L’ASA de Gignac : situé sur les terrasses inférieures et moyennes de l’Hérault, en aval de Saint Guilhem du Désert, le canal de Gignac est l’ouvrage hydraulique principal de l’association Syndicale Autorisée de Gignac (ASA). Alimenté par une prise sur l’Hérault, il dessert un périmètre irrigable de 3000 ha environ depuis plus de 100 ans. Les eaux prélevées sont véhiculées par un canal primaire comprenant un tronc commun de 8 Km et deux branches principales en rive gauche et en rive droite du fleuve, sur des longueurs respectives de 27 et 15 km. Le périmètre subit actuellement une profonde mutation de ces fonctions économiques et sociales dues à l’ancienneté du canal, dont l’achèvement remonte à 1890, et à l’évolution de la structure de la demande.
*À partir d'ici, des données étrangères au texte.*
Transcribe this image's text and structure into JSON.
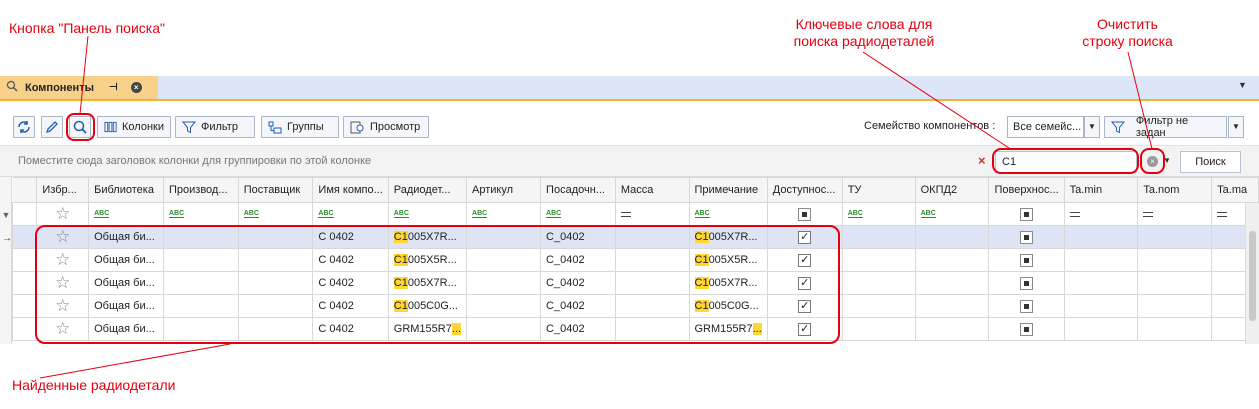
{
  "annotations": {
    "search_panel_button": "Кнопка \"Панель поиска\"",
    "keywords_line1": "Ключевые слова для",
    "keywords_line2": "поиска радиодеталей",
    "clear_line1": "Очистить",
    "clear_line2": "строку поиска",
    "found": "Найденные радиодетали"
  },
  "tab": {
    "title": "Компоненты"
  },
  "toolbar": {
    "columns_label": "Колонки",
    "filter_label": "Фильтр",
    "groups_label": "Группы",
    "preview_label": "Просмотр",
    "family_label": "Семейство компонентов :",
    "family_value": "Все семейс...",
    "filter_status": "Фильтр не задан"
  },
  "group_panel": {
    "hint": "Поместите сюда заголовок колонки для группировки по этой колонке"
  },
  "search": {
    "value": "C1",
    "button_label": "Поиск"
  },
  "columns": [
    "Избр...",
    "Библиотека",
    "Производ...",
    "Поставщик",
    "Имя компо...",
    "Радиодет...",
    "Артикул",
    "Посадочн...",
    "Масса",
    "Примечание",
    "Доступнос...",
    "ТУ",
    "ОКПД2",
    "Поверхнос...",
    "Ta.min",
    "Ta.nom",
    "Ta.ma"
  ],
  "rows": [
    {
      "library": "Общая би...",
      "name": "C 0402",
      "part_hl": "C1",
      "part_rest": "005X7R...",
      "footprint": "C_0402",
      "note_hl": "C1",
      "note_rest": "005X7R..."
    },
    {
      "library": "Общая би...",
      "name": "C 0402",
      "part_hl": "C1",
      "part_rest": "005X5R...",
      "footprint": "C_0402",
      "note_hl": "C1",
      "note_rest": "005X5R..."
    },
    {
      "library": "Общая би...",
      "name": "C 0402",
      "part_hl": "C1",
      "part_rest": "005X7R...",
      "footprint": "C_0402",
      "note_hl": "C1",
      "note_rest": "005X7R..."
    },
    {
      "library": "Общая би...",
      "name": "C 0402",
      "part_hl": "C1",
      "part_rest": "005C0G...",
      "footprint": "C_0402",
      "note_hl": "C1",
      "note_rest": "005C0G..."
    },
    {
      "library": "Общая би...",
      "name": "C 0402",
      "part_pre": "GRM155R7",
      "part_hl": "...",
      "footprint": "C_0402",
      "note_pre": "GRM155R7",
      "note_hl": "..."
    }
  ],
  "colors": {
    "annotation": "#e4000f",
    "highlight": "#ffd633",
    "tab_active": "#f7d189",
    "tab_strip": "#dde6f6",
    "selected_row": "#dde4f4"
  }
}
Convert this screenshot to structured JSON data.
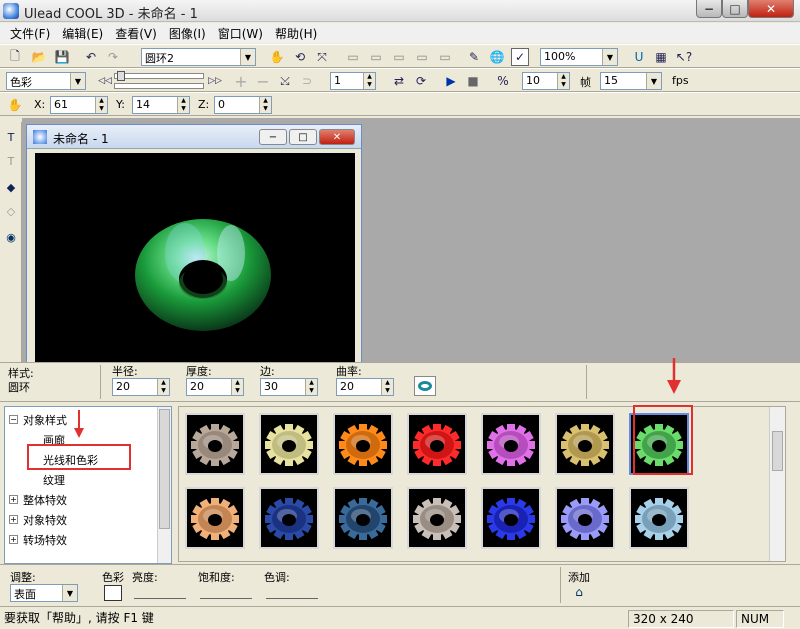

Le maître d’ouvrage a réagi en engageant, depuis 1990, un programme de modernisation générale actuellement en cours sur deux objectifs principaux :
(i) améliorer la déserte en eau des usagers et s’adapter à l’évolution de la demande,
(ii) réaliser des économies d’eau en minimisant les rejets. Aujourd’hui, le périmètre est représentatif des mutations et des enjeux de ces aménagements anciens.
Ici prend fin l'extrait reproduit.